- Born: January 14, 1925 Miami, Oklahoma, U.S.
- Died: April 25, 2012 (aged 87) Tulsa, Oklahoma, U.S.
- Occupation: Ballerina
- Years active: 1941–1954
- Spouse: Roman Jasinski ​ ​(m. 1943; died 1991)​
- Children: 1

= Moscelyne Larkin =

Native American ballerina (1925–2012)

Edna Moscelyne Larkin Jasinski (January 14, 1925 – April 25, 2012) was a Native American ballerina and one of the Five Moons", Indigenous ballerinas from Oklahoma who gained international fame in the 20th century. After dancing with the Original Ballet Russe and the Ballet Russe de Monte Carlo, she and her husband settled in Tulsa, Oklahoma, where in 1956 they founded the Tulsa Ballet and its associated school. It became a major regional company in the American Southwest and made its New York City debut in 1983. She is portrayed in the mural Flight of Spirit displayed in the Rotunda of the Oklahoma State Capitol building.

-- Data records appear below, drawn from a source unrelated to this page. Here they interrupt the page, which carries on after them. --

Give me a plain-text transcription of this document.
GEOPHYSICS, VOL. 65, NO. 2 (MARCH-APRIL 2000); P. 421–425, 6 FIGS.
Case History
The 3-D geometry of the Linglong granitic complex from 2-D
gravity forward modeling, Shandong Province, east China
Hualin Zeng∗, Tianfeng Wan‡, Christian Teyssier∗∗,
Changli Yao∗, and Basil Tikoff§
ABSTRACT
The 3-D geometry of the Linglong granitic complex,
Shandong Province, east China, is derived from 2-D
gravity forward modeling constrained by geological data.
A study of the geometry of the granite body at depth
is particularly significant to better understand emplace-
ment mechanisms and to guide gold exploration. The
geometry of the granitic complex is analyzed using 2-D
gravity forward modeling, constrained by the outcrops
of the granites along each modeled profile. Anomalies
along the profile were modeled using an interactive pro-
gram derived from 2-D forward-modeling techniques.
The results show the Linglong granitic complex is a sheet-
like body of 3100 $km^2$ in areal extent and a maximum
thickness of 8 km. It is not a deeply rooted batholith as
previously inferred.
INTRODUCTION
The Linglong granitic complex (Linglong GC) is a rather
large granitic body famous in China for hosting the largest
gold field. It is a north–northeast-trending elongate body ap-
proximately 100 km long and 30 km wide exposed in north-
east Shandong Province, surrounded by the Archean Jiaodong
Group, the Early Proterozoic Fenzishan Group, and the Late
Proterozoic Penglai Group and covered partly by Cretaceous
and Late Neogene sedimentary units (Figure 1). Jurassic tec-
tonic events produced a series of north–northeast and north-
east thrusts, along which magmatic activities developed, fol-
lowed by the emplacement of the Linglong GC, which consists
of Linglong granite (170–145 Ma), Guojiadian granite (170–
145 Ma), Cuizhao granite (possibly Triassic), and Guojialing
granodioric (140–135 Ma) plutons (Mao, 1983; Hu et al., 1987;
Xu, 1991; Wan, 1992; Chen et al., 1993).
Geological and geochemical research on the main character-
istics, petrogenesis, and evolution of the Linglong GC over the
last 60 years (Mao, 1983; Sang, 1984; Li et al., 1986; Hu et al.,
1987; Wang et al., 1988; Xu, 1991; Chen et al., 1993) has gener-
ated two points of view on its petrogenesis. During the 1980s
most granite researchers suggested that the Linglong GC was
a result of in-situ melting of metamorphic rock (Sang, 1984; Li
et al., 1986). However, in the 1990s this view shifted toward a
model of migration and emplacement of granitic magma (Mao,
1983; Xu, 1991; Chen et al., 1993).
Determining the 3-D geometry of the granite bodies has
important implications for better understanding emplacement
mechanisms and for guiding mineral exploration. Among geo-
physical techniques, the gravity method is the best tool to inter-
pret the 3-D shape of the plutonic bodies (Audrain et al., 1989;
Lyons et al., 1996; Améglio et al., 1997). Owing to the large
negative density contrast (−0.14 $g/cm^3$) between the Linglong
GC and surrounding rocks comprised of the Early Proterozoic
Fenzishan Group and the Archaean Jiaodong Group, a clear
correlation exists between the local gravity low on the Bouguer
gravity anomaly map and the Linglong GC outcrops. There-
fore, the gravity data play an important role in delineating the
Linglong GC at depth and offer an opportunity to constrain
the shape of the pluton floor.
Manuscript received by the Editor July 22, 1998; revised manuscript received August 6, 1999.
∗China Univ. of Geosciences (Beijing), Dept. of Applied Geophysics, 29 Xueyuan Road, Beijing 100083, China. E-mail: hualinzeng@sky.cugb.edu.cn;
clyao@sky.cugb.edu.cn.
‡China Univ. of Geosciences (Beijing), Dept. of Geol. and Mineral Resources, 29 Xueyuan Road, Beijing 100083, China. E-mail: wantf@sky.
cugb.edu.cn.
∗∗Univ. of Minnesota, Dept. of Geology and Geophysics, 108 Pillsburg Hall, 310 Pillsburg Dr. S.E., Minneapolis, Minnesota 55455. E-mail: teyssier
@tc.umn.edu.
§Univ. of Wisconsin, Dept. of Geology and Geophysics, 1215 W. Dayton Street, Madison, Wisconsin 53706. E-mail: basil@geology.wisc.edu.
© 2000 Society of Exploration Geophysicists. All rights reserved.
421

==Early life and education==
Edna Moscelyne Larkin was born in Miami, Oklahoma in 1925, the only daughter of Eva Matlagova-Larkin, a young dancer from Russia, and Rueben Francis Larkin, an Eastern Shawnee/Peoria Indian. Her mother trained her in ballet until the girl was old enough to move to New York City to further her studies. There she studied under Vincenzo Celli, Mikhail Mordkin, and Anatole Vilzak-Shollar.

==Dancing career==
In 1941, at age 15, Larkin joined Colonel Wassily de Basil's Original Ballet Russe. She performed with the company in Europe and the Americas. While dancing with the company, Larkin met her future husband Roman Jasinski, a premier danseur from Poland.

In 1948, she achieved the rank of a ballerina; she and her husband had both moved to the Ballet Russe de Monte Carlo, directed by Serge Denham. Radio City Music Hall often showcased her as a prima ballerina. In 1954 Larkin toured Asia, performing in Alexandra Danilova's "Great Movements in Dance". She excelled in comical roles as a soubrette. She played the can-can dancer in Gaîté Parisienne. Agnes de Mille, the choreographer and dancer, admired Larkin's performance as the Cowgirl in Aaron Copland's Rodeo, a role which was premiered by de Mille.

==Marriage and family==
Larkin married Roman Jasinski in 1943. After they had a son, Roman Larkin Jasinski, on February 21, 1954, they decided to retire from performing. They moved to Tulsa, Oklahoma, where they created a ballet school and founded the Tulsa Civic Ballet (later known as the Tulsa Ballet). It became a major company in the Southwest and made its premier in New York in 1983. Larkin introduced area schoolchildren to ballet and also taught ballet to higher-level students at the University of Tulsa.

==Honors==
In 1967, Quapaw-Cherokee composer Louis Ballard wrote the music for the ballet, The Four Moons, for the Oklahoma Indian Ballerina Festival. The ballet honors the Five Moons : Larkin, Yvonne Chouteau, Rosella Hightower, and sisters Maria and Marjorie Tallchief. In its solos, the dancers evoked their four distinct tribal cultures.

Larkin was inducted into the Oklahoma Hall of Fame in 1978. In 1988, she received the annual Dance Magazine Award. In 1993, she was inducted in the Oklahoma Women's Hall of Fame. The Council of American Indians honored her as "Outstanding Indian" that same year. Chickasaw artist Mike Larsen included Larkin in his monumental mural, Flight of Spirit, displayed in the Great Rotunda of the Oklahoma State Capitol in Oklahoma City.

==Death==
Larkin suffered from Alzheimer's disease and died in Tulsa, Oklahoma, April 25, 2012, from pneumonia. She is survived by her son, Roman Larkin Jasinski.